As recently as 2006, Iran, despite the fact that it has a Persian and Shia majority, picked up considerable cache among Sunni Arabs for attacking Israel from Lebanon with its Hezbollah proxy. (Lebanese Sunnis weren’t very happy about it, but Sunnis in Egypt and Syria certainly were.) The Egyptian and Saudi governments were alarmed, and they condemned Hezbollah for sparking the conflict.

This was unprecedented. While it barely registered in the West, it was huge in the Middle East, so huge that some of the more paranoid Lebanese Shias started thinking that the Sunnis and the Israelis were conspiring against them.

“Gulf Arabs give bombs to Israel to kill my people!” one excitable individual said to me at a Hezbollah rally in downtown Beirut.

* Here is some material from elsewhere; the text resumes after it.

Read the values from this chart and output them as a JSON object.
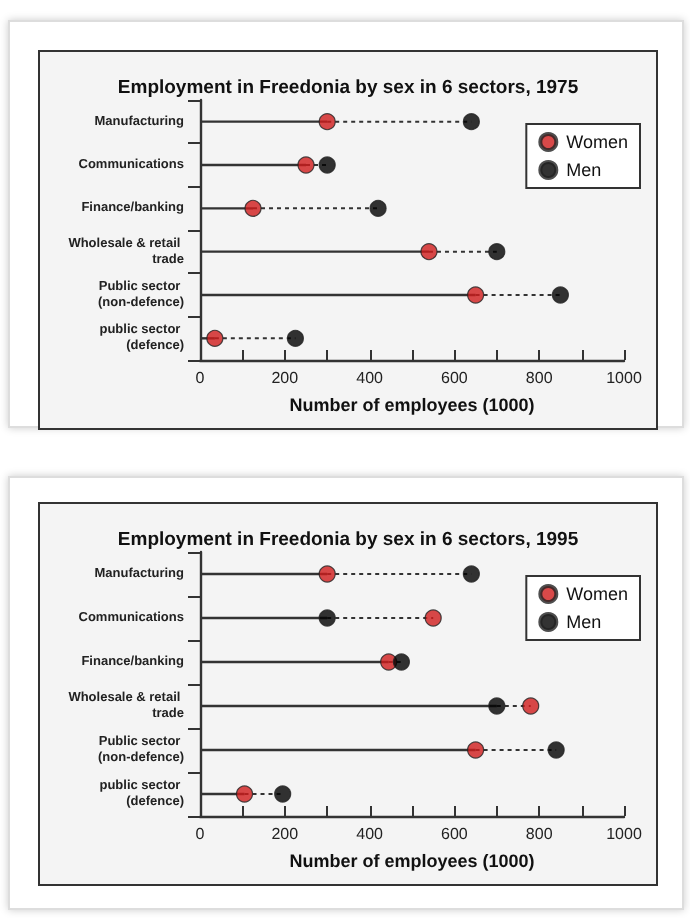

The guy was bonkers, of course. Israel doesn’t need bombs from the Gulf, and no one in the Gulf would donate or sell them even if Israel asked. Still, the man correctly sensed that Sunnis in the region aren’t as willing to team up with Shias against Israelis as they used to be.

The Arab-Israeli conflict is a minor historical hiccup compared with the ancient feuds between Arabs and Persians, and Sunnis and Shias. It has barely lasted a fraction as long and has hardly killed anyone by comparison. Arabs and Persians killed hundreds of thousands of each other in the Iran-Iraq war alone in the 1980s. The civil war between Sunni and Shia militias in Baghdad a few years ago was much nastier than any of the Israeli-Palestinian wars.

It took time for all this to sink in with everyday Arab citizens. For a while there was a disconnect between the region’s Sunni Arab rulers and people. It looked like Iran, by supporting Hezbollah and Hamas against Israel, might actually pull off the most unlikely of coups in rallying the mass of Sunni Arabs in support of Persian Shia hegemony. That disconnect now seems to be over.

Thanks to the Iranian government’s stubborn insistence on developing nuclear weapons, the age-old strife between Persians and Arabs, and Shias and Sunnis, may finally be eclipsing the Arab-Israeli conflict.

Most in the Western media and foreign-policy establishment still haven’t caught on. The policy implications for both the U.S. and Israel are profound, and the sooner Washington and Jerusalem figure this out, the better.